Roma, 13 sett – “Io capitano” di Matteo Garrone è l’ennesimo strumento di propaganda immigrazionista. Ovviamente, puntando come sempre sulla caratteristica che maggiormente consente di poter controllare le persone e di far accettare loro lo scempio di una tratta mascherata da solidarietà: l’emotività. Si muore in mare proprio perché si parte, ma per le solite anime belle devono partire tutti e soprattutto devono arrivare tutti. In prima fila, proprio Garrone, che quando ritira il premio per il suo ultimo lavoro non si risparmia di lanciare lo slogan dell’accoglienza.

“Io capitano”, Garrone: “Dedicato a chi non arriva in Italia”

Vorrebbero che ne arrivassero di più, praticamente tutti, magari tutti per vie legali, perché si sa, abolendo un reato lo si elimina e quindi siamo tutti felici. Ovviamente, alle spalle di una popolazione autoctona con i suoi milioni di poveri e indigenti, con il suo ordine pubblico da preservare, la sua identità in pieno diritto di esistere e con il suo altrettanto sacrosanto diritto ad avere una casa propria e degli ospiti, piuttosto che degli invasori, i quali peraltro hanno – di nuovo – l’ennesimo sacrosanto diritto di lavorare e di vivere decentemente, non di essere trasbordati con l’inganno e il marciume etico all’altro capo del mondo per svolgere lavori a 3 euro l’ora, mettendo in difficoltà pure chi quei lavori vorrebbe farli, ma a paghe degne. Garrone dal palco del Festival di Venezia cede la parola all’immigrato di cartello, quello che spinge per l’accoglienza, tale Kouassi Pli Adama Mamadou, del Centro sociale ex Canapificio e del Movimento migranti e rifugiati di Caserta, alla cui storia si è ispirato. “Il film racconta una realtà vera. Io sono riuscito ad arrivare in Italia, ma vorrei che dedicassimo questo premio a tutte le persone che non sono potute arrivare a Lampedusa”.

Intanto – tra gli africani – c’è chi non ci sta: e sono tanti

La storia degli immigrati che spingono per essere “nuovi italiani” e per far arrivare altri immigrati è completamente inventata. La stragrande maggioranza di loro non ha alcun interesse – com’è giusto e naturale che sia – a diventare alcunché, e molti si ritrovano ad essere vittime di questo processo al massacro.
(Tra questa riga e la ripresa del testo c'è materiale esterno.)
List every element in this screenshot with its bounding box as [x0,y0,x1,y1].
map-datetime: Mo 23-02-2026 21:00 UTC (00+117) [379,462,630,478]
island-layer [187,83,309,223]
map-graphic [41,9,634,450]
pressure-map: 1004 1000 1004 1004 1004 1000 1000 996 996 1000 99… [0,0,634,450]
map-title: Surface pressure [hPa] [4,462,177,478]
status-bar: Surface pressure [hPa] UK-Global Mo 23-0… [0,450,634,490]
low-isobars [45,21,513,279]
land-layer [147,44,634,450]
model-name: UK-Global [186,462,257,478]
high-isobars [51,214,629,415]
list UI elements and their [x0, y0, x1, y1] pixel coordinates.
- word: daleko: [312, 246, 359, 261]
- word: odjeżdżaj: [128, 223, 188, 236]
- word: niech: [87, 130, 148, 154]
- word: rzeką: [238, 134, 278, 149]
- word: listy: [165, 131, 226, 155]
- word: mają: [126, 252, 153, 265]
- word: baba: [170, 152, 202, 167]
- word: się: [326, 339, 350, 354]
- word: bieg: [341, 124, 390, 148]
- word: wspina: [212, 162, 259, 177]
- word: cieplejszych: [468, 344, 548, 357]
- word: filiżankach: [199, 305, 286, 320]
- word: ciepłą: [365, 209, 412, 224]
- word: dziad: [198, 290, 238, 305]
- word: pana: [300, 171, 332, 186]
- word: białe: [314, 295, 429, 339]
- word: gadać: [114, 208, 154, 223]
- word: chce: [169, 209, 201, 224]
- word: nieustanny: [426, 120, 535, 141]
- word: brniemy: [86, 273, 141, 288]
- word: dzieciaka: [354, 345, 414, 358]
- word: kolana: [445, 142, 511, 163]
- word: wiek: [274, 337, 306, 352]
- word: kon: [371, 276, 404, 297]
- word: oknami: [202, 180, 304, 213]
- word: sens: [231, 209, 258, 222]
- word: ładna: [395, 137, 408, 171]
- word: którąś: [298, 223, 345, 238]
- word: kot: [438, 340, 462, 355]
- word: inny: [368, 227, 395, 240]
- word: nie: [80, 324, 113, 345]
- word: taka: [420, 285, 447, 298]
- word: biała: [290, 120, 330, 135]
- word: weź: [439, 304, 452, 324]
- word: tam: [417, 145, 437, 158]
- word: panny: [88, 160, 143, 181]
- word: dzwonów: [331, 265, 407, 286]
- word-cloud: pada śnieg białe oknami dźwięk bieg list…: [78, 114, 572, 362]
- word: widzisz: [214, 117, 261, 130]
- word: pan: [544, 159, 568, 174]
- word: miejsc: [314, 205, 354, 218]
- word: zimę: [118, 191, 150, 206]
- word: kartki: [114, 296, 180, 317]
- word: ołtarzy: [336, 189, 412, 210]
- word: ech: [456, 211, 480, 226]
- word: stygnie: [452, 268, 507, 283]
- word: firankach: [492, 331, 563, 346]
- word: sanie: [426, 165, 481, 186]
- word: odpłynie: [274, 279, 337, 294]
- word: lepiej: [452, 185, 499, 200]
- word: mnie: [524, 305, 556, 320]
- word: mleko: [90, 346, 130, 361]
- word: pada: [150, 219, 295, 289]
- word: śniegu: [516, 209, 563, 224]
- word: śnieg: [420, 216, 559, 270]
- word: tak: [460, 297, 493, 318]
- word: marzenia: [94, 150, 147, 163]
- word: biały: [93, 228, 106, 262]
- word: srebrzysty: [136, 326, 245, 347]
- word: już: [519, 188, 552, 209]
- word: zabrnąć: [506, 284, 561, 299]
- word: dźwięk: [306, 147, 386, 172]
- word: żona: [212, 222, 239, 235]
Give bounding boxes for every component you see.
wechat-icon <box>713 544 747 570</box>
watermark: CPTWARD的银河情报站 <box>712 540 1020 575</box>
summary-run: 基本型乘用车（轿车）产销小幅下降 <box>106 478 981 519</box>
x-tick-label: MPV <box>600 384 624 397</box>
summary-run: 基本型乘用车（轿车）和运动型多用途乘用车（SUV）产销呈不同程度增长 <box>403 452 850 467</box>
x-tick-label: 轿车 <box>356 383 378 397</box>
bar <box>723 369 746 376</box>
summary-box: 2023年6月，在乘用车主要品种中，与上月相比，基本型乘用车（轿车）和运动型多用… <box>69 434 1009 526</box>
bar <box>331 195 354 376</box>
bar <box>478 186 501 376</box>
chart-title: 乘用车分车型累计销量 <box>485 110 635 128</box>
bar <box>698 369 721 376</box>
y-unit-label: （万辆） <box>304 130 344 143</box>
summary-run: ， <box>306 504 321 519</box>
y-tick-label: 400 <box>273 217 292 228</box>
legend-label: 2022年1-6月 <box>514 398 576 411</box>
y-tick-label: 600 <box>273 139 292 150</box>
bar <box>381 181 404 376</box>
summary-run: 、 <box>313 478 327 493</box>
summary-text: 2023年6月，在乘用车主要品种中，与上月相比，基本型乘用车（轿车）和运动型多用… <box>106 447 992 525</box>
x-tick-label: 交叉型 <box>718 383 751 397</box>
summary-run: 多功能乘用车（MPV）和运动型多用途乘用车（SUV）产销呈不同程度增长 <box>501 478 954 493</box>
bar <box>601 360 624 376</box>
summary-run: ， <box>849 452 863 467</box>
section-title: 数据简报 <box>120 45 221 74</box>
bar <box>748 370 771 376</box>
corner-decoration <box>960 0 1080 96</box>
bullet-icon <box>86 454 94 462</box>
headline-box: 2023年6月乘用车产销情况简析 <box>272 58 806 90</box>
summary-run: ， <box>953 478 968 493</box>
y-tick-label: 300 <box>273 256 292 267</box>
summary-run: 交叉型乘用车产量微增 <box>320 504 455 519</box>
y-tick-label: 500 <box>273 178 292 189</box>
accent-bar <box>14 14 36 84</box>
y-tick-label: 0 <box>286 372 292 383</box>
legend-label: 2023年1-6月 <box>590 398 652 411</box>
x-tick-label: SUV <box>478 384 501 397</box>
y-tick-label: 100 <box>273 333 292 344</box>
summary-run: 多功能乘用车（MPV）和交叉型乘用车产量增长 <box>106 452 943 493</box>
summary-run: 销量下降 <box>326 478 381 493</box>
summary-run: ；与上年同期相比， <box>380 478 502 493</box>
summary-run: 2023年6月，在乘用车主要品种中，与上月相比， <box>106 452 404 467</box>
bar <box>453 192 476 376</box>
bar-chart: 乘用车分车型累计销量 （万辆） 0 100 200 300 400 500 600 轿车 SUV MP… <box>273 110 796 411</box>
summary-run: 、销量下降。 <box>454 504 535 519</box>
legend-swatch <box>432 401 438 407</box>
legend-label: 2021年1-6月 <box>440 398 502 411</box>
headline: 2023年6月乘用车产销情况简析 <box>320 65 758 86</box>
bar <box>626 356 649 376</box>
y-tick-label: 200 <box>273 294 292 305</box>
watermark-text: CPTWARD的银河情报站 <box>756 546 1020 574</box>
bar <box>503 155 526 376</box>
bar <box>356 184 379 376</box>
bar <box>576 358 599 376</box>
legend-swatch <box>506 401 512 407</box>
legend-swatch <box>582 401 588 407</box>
Non solo: c’è chi, africano e residente a Roma da anni, denuncia da anni lo scempio dell’immigrazione clandestina e dello svuotamento dell’Africa in pegno dell’invasione dell’Europa.

 

Si chiama Mohamed Konaré, presidente dell’associazione Quit Africa now ed esponente del movimento panafricanista. Konare attacca da sempre il crimine delle deportazioni (perché di questo si tratta) mascherate da atti solidali. Ovviamente, non è minimamente calcolato dalla stampa mainstream, ben attenta a seguire le marionette scelte dalla politica immigrazionista e dalla cultura (in questo caso, da Garrone e dal suo film) per testimoniare qualcosa non solo di immorale, ma di altamente marcio per chiunque ne sia coinvolto.